Regexp split by space preserving string in curl braces
I have a string that looks like that
arg1 {0 1} arg2 {5 87} string {with space} ar3 1
It is split by space, but string may contain spaces as well, so it causes problems for 开发者_如何学Cstrings with spaces. I still need to split this string, but I'd like to do not split string contained in curl braces and prefixed by string
keyword. That means that the string above should be split like that
arg1
{0
1}
arg2
{5
87}
string
{with space}
ar3
1
Can't implement this, I really need to read a lot about regular expressions. Could you please help me?

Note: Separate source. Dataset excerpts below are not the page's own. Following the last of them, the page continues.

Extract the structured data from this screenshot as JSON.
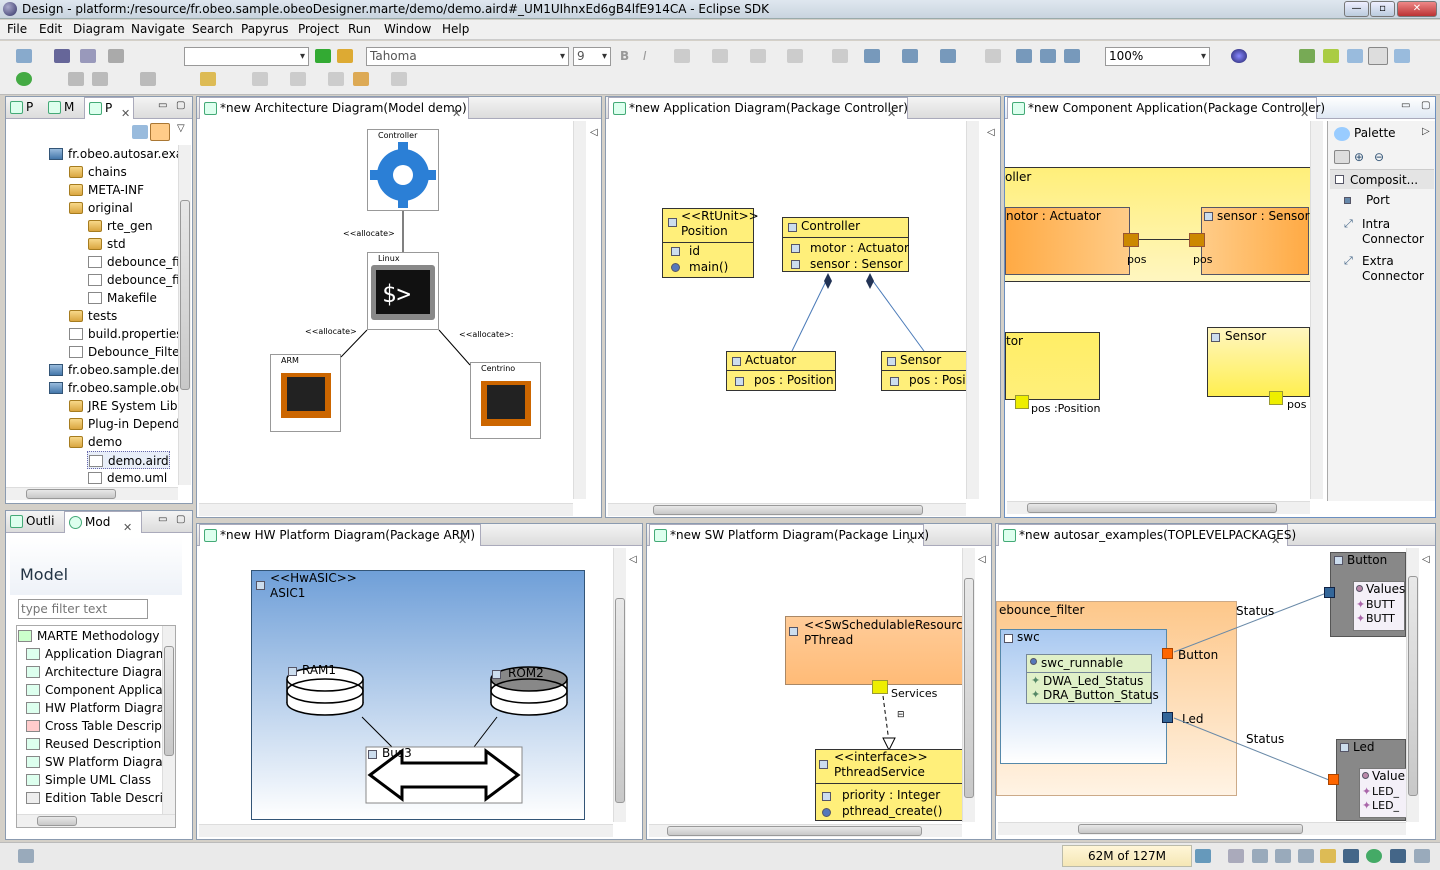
{
  "window": {
    "title": "Design - platform:/resource/fr.obeo.sample.obeoDesigner.marte/demo/demo.aird#_UM1UIhnxEd6gB4lfE914CA - Eclipse SDK",
    "min": "—",
    "max": "▫",
    "close": "✕"
  },
  "menu": [
    "File",
    "Edit",
    "Diagram",
    "Navigate",
    "Search",
    "Papyrus",
    "Project",
    "Run",
    "Window",
    "Help"
  ],
  "toolbar": {
    "font": "Tahoma",
    "size": "9",
    "zoom": "100%"
  },
  "explorer": {
    "tabs": [
      "P",
      "M",
      "P"
    ],
    "items": [
      "fr.obeo.autosar.exar",
      "chains",
      "META-INF",
      "original",
      "rte_gen",
      "std",
      "debounce_fi",
      "debounce_fi",
      "Makefile",
      "tests",
      "build.properties",
      "Debounce_Filter",
      "fr.obeo.sample.dem",
      "fr.obeo.sample.obe",
      "JRE System Libra",
      "Plug-in Depende",
      "demo",
      "demo.aird",
      "demo.uml"
    ]
  },
  "outline": {
    "tabs": [
      "Outli",
      "Mod"
    ],
    "title": "Model",
    "filter_placeholder": "type filter text",
    "items": [
      "MARTE Methodology",
      "Application Diagram",
      "Architecture Diagra",
      "Component Applica",
      "HW Platform Diagra",
      "Cross Table Descript",
      "Reused Description",
      "SW Platform Diagrar",
      "Simple UML Class",
      "Edition Table Descrip"
    ]
  },
  "arch": {
    "tab": "*new Architecture Diagram(Model demo)",
    "controller": "Controller",
    "linux": "Linux",
    "arm": "ARM",
    "centrino": "Centrino",
    "allocate1": "<<allocate>",
    "allocate2": "<<allocate>",
    "allocate3": "<<allocate>:"
  },
  "app": {
    "tab": "*new Application Diagram(Package Controller)",
    "rt_stereo": "<<RtUnit>>",
    "rt_name": "Position",
    "rt_id": "id",
    "rt_main": "main()",
    "ctrl": "Controller",
    "ctrl_motor": "motor : Actuator",
    "ctrl_sensor": "sensor : Sensor",
    "act": "Actuator",
    "act_pos": "pos : Position",
    "sen": "Sensor",
    "sen_pos": "pos : Posi"
  },
  "comp": {
    "tab": "*new Component Application(Package Controller)",
    "ctrl": "oller",
    "motor": "notor : Actuator",
    "sensor": "sensor : Sensor",
    "pos1": "pos",
    "pos2": "pos",
    "tor": "tor",
    "sensor2": "Sensor",
    "pospos": "pos :Position",
    "pos3": "pos",
    "palette": {
      "title": "Palette",
      "group": "Composit...",
      "items": [
        "Port",
        "Intra\nConnector",
        "Extra\nConnector"
      ]
    }
  },
  "hw": {
    "tab": "*new HW Platform Diagram(Package ARM)",
    "stereo": "<<HwASIC>>",
    "name": "ASIC1",
    "ram": "RAM1",
    "rom": "ROM2",
    "bus": "Bus3"
  },
  "sw": {
    "tab": "*new SW Platform Diagram(Package Linux)",
    "res_stereo": "<<SwSchedulableResource",
    "res_name": "PThread",
    "services": "Services",
    "if_stereo": "<<interface>>",
    "if_name": "PthreadService",
    "if_attr": "priority : Integer",
    "if_op": "pthread_create()"
  },
  "autosar": {
    "tab": "*new autosar_examples(TOPLEVELPACKAGES)",
    "filter": "ebounce_filter",
    "swc": "swc",
    "runnable": "swc_runnable",
    "dwa": "DWA_Led_Status",
    "dra": "DRA_Button_Status",
    "button": "Button",
    "led": "Led",
    "status1": "Status",
    "status2": "Status",
    "btnbox": "Button",
    "values": "Values",
    "butt1": "BUTT",
    "butt2": "BUTT",
    "ledbox": "Led",
    "values2": "Value",
    "led1": "LED_",
    "led2": "LED_"
  },
  "status": {
    "heap": "62M of 127M"
  }
}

step 1:split with space as usual, get an array
step 2: go through the array, if find {[a-zA-Z]+
, join the next element with a space, and remove the next element.
then you got what you want. the following awk command shows as an example.
echo "arg1 {0 1} arg2 {5 87} string {with space} ar3 1"|awk '{split($0,a);
for(i=1;i<=length(a);i++){
if(a[i]~/{[a-zA-Z]+/){a[i]=a[i]" "a[i+1];delete a[i+1];}
if(a[i])print a[i];} }'
arg1
{0
1}
arg2
{5
87}
string
{with space}
ar3
1
==update==
OK, based on your comment, this works too:
step1, find out those strings that you don't want to "split", replace with a special string. and important is saving found strings to another array. The pattern in grep example:
echo "arg1 {0 1} arg2 {5 87} string {with space} ar3 1 {abc def} {xyz zyx}"|grep -E -o '\{([a-zA-Z]+\s*)*\}'
{with space}
{abc def}
{xyz zyx}
after replace:xxxxxxxxx as the special string
kent$ echo "arg1 {0 1} arg2 {5 87} string {with space} ar3 1 {abc def} {xyz zyx}"|sed -r 's#\{([a-zA-Z]+\s*)*\}#xxxxxxxxx#g'
arg1 {0 1} arg2 {5 87} string xxxxxxxxx ar3 1 xxxxxxxxx xxxxxxxxx
step2, do split
step3, replace the special string back with right index.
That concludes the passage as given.